Riera Bengoechea v. Vega

Mr. Chief Justice Del Toro

delivered the opinion of the Court.

This is a petition in injunction to restrain the making of repairs on a certain house that was decided against the defendant by the District Court of San Juan by judgment rendered on March 27, 1935.

The said defendant appealed and his first move before this Supreme Court was on February 8,1937, when he prayed for a new term in which to file in the office of the clerk of the district court “the statement of the case and assignment of errors” in order to perfect the appeal.

On March 10, 1937, this court decided the petition. The appellant moved for a reconsideration, and after having heard both parties on the following April 19, the court, eight-days later, vacated its prior order and granted a new term of five days to file the said documents.

After the transcript was filed in the office of the clerk of this Supreme Court on May 29, 1937, and the briefs of the appellant and appellees on July 12, 1937 and May 13, 1938, respectively, the plaintiffs and appellees filed a motion alleging that a certain error existed in the statement of the case and requesting this court to render an order- granting to the defendant appellant a reasonable term in which to correct.it. The defendant appellant consented, and the court, on May 13, 1938, postponed the hearing set for that day and ordered the remittance of the statement of the case to the trial court for correction.

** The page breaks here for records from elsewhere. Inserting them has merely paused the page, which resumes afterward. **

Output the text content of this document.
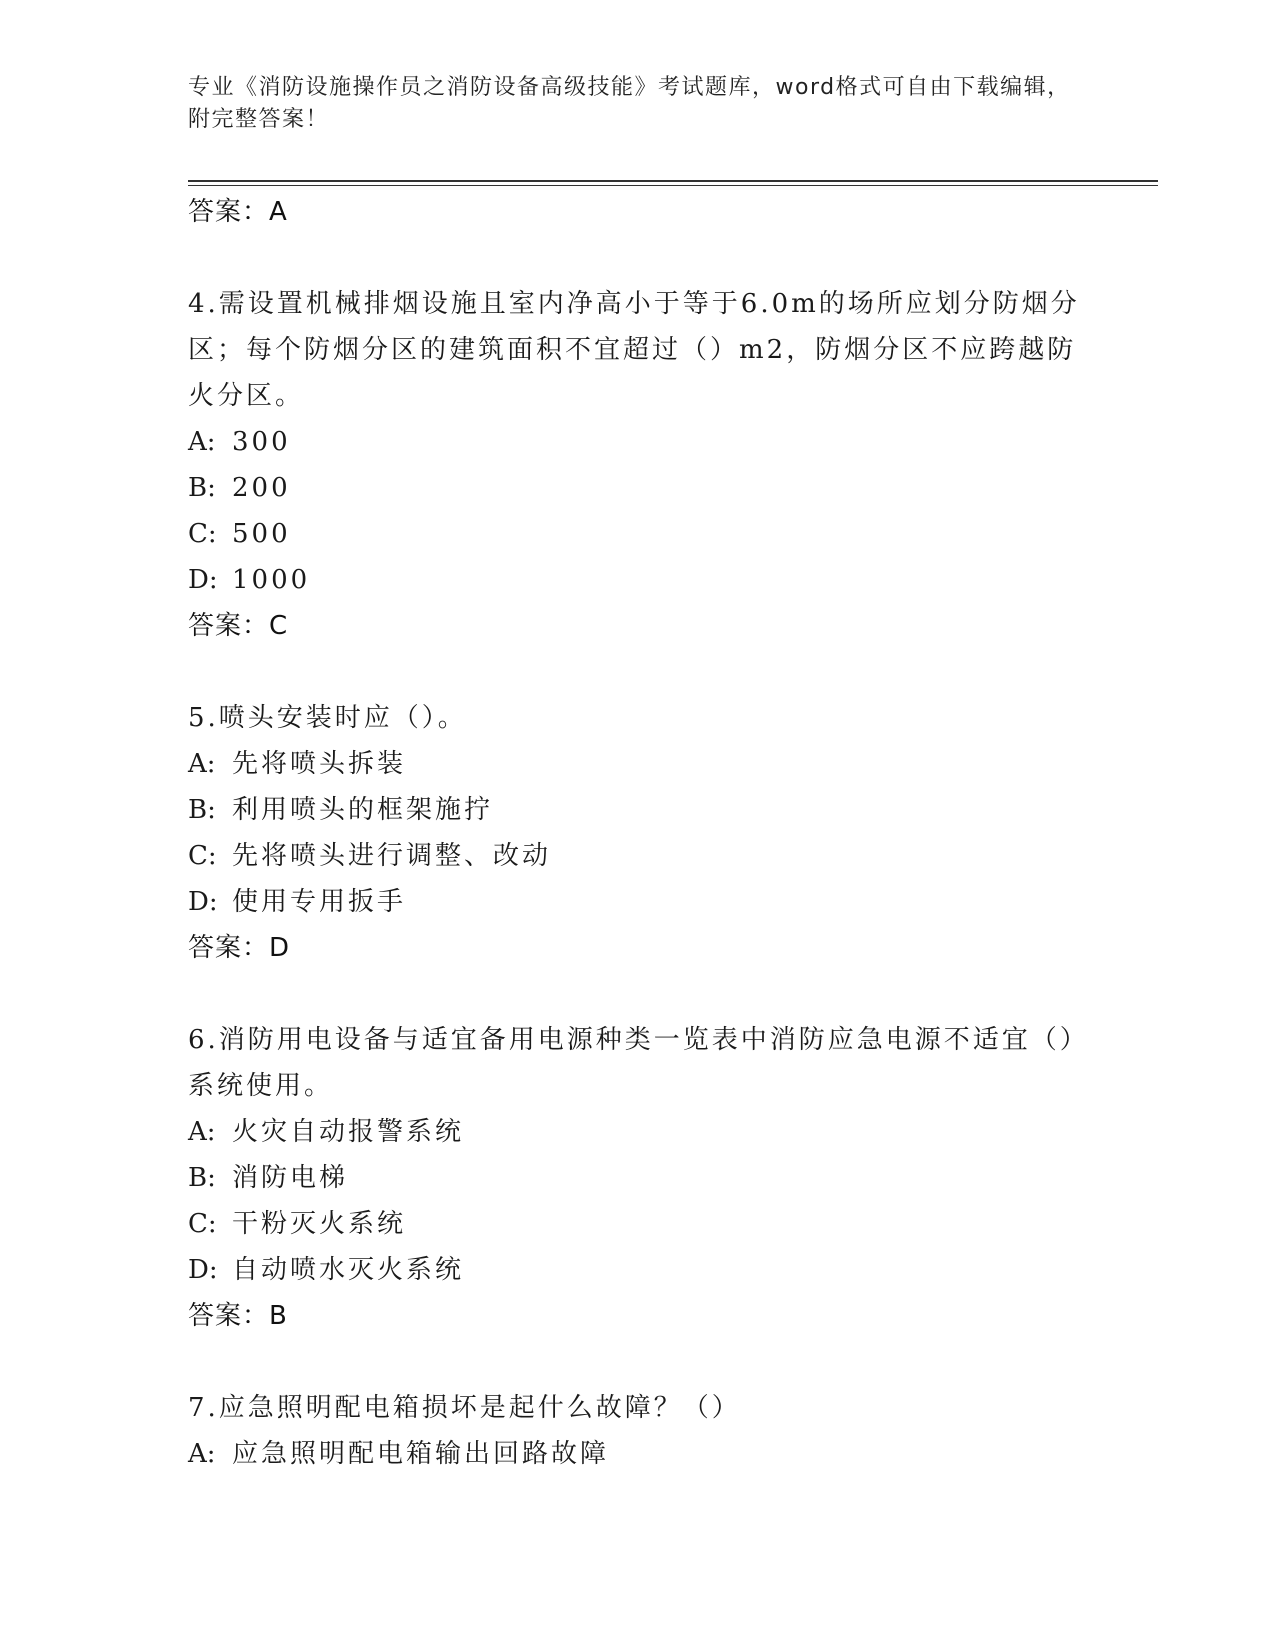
专业《消防设施操作员之消防设备高级技能》考试题库，word格式可自由下载编辑，附完整答案！
答案：A

4.需设置机械排烟设施且室内净高小于等于6.0m的场所应划分防烟分区；每个防烟分区的建筑面积不宜超过（）m2，防烟分区不应跨越防火分区。

A: 300
B: 200
C: 500
D: 1000
答案：C

5.喷头安装时应（）。

A: 先将喷头拆装
B: 利用喷头的框架施拧
C: 先将喷头进行调整、改动
D: 使用专用扳手
答案：D

6.消防用电设备与适宜备用电源种类一览表中消防应急电源不适宜（）系统使用。

A: 火灾自动报警系统
B: 消防电梯
C: 干粉灭火系统
D: 自动喷水灭火系统
答案：B

7.应急照明配电箱损坏是起什么故障？（）

A: 应急照明配电箱输出回路故障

*754On February 15, 1939, the hearing of the appeal was set for the following March 8, and the same day of the hearing the plaintiffs and appellees filed a motion that had been notified to the defendant appellant moving for the dismissal of the appeal for want of diligence in its prosecution, consisting in not having taken any steps to correct and to join again to record, the statement of the case, and also because the appeal was academic since the plaintiffs and appellees had sold to the People of Puerto Rico the land on which the house in question was located, because the defendant appellant had conveyed to his wife, when he divorced her, the house in question, and because the wife had, in her turn, sold the house to the People of Puerto Rico; accompanying the documents crediting said facts.

The plaintiffs and appellees Avere present at the hearing. The defendant appellant failed to appear.

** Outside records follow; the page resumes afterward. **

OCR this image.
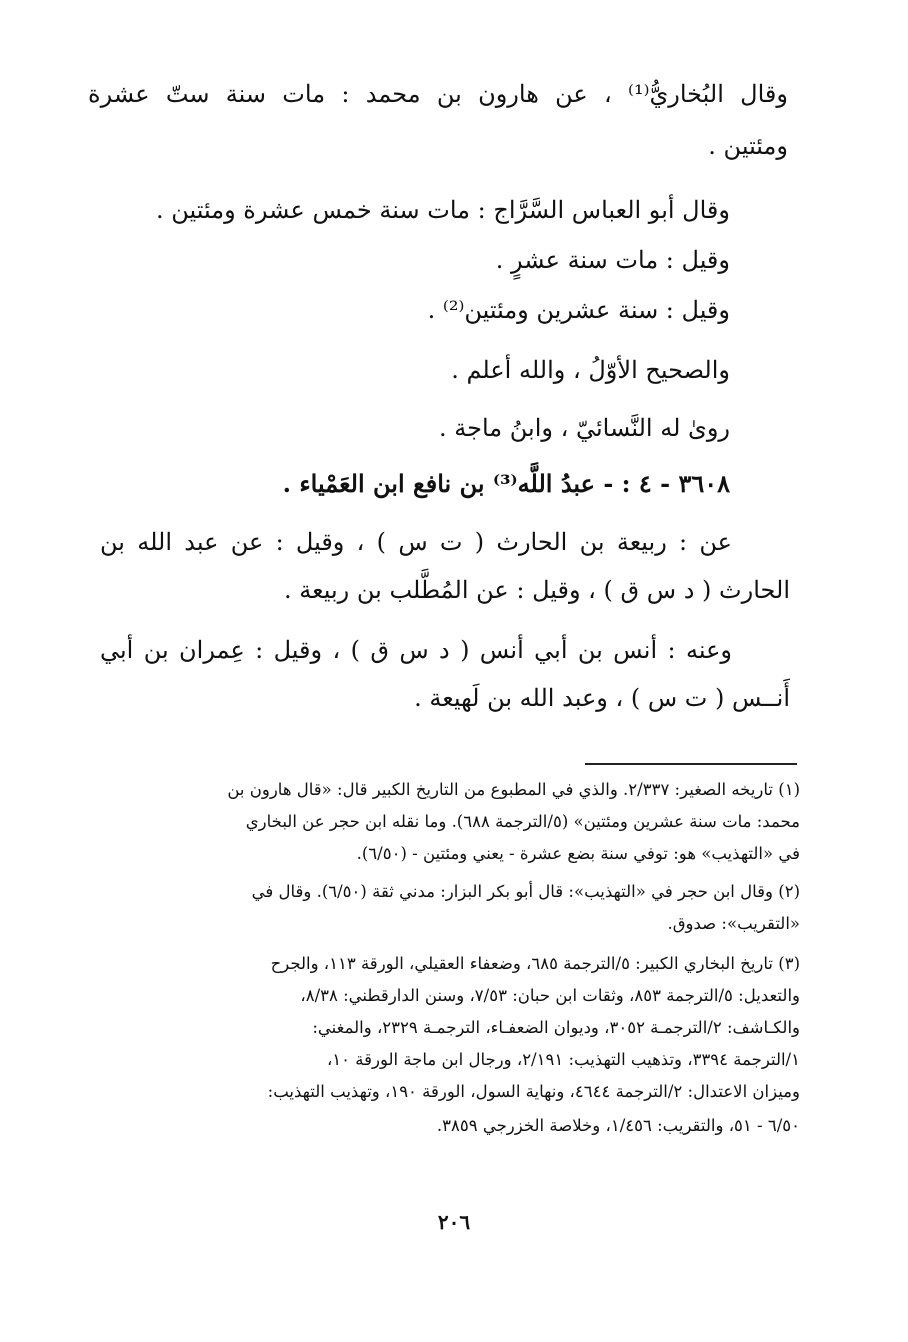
وقال البُخاريُّ⁽¹⁾ ، عن هارون بن محمد : مات سنة ستّ عشرة
ومئتين .
وقال أبو العباس السَّرَّاج : مات سنة خمس عشرة ومئتين .
وقيل : مات سنة عشرٍ .
وقيل : سنة عشرين ومئتين⁽²⁾ .
والصحيح الأوّلُ ، والله أعلم .
روىٰ له النَّسائيّ ، وابنُ ماجة .
٣٦٠٨ - ٤ : - عبدُ اللَّه⁽³⁾ بن نافع ابن العَمْياء .
عن : ربيعة بن الحارث ( ت س ) ، وقيل : عن عبد الله بن
الحارث ( د س ق ) ، وقيل : عن المُطَّلب بن ربيعة .
وعنه : أنس بن أبي أنس ( د س ق ) ، وقيل : عِمران بن أبي
أَنــس ( ت س ) ، وعبد الله بن لَهيعة .
(١) تاريخه الصغير: ٢/٣٣٧. والذي في المطبوع من التاريخ الكبير قال: «قال هارون بن
محمد: مات سنة عشرين ومئتين» (٥/الترجمة ٦٨٨). وما نقله ابن حجر عن البخاري
في «التهذيب» هو: توفي سنة بضع عشرة - يعني ومئتين - (٦/٥٠).
(٢) وقال ابن حجر في «التهذيب»: قال أبو بكر البزار: مدني ثقة (٦/٥٠). وقال في
«التقريب»: صدوق.
(٣) تاريخ البخاري الكبير: ٥/الترجمة ٦٨٥، وضعفاء العقيلي، الورقة ١١٣، والجرح
والتعديل: ٥/الترجمة ٨٥٣، وثقات ابن حبان: ٧/٥٣، وسنن الدارقطني: ٨/٣٨،
والكـاشف: ٢/الترجمـة ٣٠٥٢، وديوان الضعفـاء، الترجمـة ٢٣٢٩، والمغني:
١/الترجمة ٣٣٩٤، وتذهيب التهذيب: ٢/١٩١، ورجال ابن ماجة الورقة ١٠،
وميزان الاعتدال: ٢/الترجمة ٤٦٤٤، ونهاية السول، الورقة ١٩٠، وتهذيب التهذيب:
٦/٥٠ - ٥١، والتقريب: ١/٤٥٦، وخلاصة الخزرجي ٣٨٥٩.
٢٠٦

In our opinion, the want of diligence of the appellant in the prosecution of the appeal is evident. If the very party appellant consented to the remittance of the statement of the case to the district court for correction and did nothing about it, he was wrong in not putting this Supreme Court in a position to decide the appeal on its merits, within a reasonable time, and he must suffer the consequences of his own acts.

On that account, since it is not necessary to consider the second ground for the dismissal since the first one is sufficient, the motion to dismiss should be sustained and the appeal dismissed, with costs.

Mr. Justice De Jesús took no part in the decision of this case.